Алина не знала, что ей ответить. Ведь это Степан решил, что ей нужны
бабушкины баретки. А сама Алина эти баретки и в глаза не видела.
– Ба, да ты посмотри, какой крутой кент за ней заехал, а у нее кроссовки!..
Евгения Михайловна тоже проследовала к окну.
– Вон тот, на «БМВ»?
– Баушка, ну какая же это «БМВ»? Это «Ямаха»!
– Н-да? А выглядит, как «БМВ». Ну, ладно. Я поняла суть проблемы.
Действительно, кроссовки как-то не очень. Сейчас принесу.
И Степанова бабушка принесла отличные замшевые ботиночки, высокие, с
круглыми мысами, школьным каблуком и на шнурочках.
– Не жмет? – спросила она озабоченным тоном.
Алина потопала ногой.

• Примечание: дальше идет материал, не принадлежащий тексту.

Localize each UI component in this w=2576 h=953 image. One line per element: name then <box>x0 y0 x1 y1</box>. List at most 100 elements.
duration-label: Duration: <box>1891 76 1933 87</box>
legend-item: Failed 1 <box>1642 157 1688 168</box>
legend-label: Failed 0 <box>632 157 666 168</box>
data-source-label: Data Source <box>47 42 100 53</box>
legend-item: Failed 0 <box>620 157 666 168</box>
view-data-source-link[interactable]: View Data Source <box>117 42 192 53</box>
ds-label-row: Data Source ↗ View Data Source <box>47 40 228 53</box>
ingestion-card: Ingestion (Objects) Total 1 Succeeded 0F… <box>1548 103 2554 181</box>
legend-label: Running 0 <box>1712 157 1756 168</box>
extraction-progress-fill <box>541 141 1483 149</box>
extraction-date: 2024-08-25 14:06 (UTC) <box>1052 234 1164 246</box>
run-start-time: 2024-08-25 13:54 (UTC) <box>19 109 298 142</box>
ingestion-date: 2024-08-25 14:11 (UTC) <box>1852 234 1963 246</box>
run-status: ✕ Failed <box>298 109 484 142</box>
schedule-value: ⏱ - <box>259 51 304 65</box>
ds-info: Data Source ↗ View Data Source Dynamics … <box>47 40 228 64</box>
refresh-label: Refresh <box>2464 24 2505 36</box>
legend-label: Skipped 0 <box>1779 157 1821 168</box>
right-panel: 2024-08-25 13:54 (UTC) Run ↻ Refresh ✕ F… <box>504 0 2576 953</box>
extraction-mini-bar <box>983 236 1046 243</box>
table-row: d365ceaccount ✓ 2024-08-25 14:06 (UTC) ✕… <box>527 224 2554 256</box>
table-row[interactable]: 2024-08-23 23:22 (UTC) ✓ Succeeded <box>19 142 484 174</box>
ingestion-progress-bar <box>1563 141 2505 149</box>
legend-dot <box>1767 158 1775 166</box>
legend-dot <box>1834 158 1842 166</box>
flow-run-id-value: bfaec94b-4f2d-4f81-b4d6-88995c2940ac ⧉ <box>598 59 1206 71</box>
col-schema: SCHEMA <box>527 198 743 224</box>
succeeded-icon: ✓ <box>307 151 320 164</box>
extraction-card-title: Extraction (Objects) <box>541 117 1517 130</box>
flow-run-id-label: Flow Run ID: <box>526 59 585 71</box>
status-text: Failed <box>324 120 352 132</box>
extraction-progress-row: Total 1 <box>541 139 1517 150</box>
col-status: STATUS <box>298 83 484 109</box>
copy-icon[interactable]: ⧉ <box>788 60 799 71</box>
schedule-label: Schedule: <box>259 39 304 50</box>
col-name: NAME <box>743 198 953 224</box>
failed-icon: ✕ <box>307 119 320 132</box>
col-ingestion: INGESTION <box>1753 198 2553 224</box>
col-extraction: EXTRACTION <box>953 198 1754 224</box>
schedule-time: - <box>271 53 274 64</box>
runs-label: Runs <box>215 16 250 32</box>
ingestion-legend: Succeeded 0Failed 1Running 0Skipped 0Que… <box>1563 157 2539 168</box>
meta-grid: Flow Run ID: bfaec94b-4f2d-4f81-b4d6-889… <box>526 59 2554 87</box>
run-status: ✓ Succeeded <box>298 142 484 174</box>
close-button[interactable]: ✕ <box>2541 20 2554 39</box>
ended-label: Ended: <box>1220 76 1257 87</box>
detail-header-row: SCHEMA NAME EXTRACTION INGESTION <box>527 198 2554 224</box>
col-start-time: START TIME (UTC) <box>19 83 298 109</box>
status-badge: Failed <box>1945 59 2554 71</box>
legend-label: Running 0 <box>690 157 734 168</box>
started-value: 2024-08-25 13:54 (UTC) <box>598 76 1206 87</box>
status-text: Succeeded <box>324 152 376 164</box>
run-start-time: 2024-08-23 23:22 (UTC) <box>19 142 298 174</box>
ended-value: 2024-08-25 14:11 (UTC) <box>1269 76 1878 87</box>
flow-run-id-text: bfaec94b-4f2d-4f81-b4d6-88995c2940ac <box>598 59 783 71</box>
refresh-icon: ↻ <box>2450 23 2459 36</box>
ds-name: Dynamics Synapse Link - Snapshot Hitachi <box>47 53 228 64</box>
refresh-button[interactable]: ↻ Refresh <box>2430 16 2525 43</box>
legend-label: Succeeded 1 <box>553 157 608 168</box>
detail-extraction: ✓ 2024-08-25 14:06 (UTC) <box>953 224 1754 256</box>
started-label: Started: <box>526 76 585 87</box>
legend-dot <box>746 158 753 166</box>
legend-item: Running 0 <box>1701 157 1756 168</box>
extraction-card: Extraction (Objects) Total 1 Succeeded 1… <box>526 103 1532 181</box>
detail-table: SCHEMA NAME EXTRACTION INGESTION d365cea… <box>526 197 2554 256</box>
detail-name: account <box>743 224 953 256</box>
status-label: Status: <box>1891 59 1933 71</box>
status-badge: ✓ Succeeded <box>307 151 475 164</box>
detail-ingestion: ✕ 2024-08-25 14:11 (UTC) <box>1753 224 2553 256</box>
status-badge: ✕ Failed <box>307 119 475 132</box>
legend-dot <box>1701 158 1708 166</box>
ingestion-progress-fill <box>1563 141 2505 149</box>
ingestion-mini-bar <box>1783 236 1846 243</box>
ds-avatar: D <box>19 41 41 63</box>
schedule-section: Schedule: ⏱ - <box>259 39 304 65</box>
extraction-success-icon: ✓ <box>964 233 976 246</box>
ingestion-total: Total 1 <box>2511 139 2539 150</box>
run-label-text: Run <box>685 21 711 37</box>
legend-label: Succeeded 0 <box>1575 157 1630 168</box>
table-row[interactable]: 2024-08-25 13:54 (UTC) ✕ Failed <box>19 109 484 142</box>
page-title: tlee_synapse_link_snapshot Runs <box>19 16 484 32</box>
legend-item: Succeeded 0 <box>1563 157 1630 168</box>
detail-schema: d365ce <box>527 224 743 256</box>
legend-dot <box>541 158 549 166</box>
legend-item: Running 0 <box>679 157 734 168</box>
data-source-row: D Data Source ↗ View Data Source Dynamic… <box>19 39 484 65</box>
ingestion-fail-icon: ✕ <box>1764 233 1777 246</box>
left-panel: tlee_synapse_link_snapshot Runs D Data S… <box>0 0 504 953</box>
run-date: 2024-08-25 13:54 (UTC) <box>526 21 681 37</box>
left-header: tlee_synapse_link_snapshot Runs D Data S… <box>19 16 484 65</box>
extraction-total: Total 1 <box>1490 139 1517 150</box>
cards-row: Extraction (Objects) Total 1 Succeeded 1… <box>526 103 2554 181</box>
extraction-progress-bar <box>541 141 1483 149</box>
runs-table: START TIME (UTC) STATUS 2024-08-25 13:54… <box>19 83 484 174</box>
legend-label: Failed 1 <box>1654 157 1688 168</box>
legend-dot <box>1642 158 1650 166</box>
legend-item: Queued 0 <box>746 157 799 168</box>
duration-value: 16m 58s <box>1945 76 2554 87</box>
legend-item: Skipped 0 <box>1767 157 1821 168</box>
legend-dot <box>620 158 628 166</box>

Все отлично. И беленькие носочки пригодились.
– Только ты знаешь, Лина, чего-то в твоем облике не достает, – раздумчиво
произнесла Евгения Михайловна. – Степ, тащи тот свой ремень быстро.
Степка метнулся в свою комнату. Вернулся, держа в руках старый армейский
ремень со звездой на пряжке.
Группа поддержки перепоясала Алину ремнем поверх джемпера. Евгении
Михайловне опять что-то не понравилось, и она, отойдя на несколько шагов назад,
рассматривала результат, недовольно сморщившись. Степка ерошил волосы на
затылке.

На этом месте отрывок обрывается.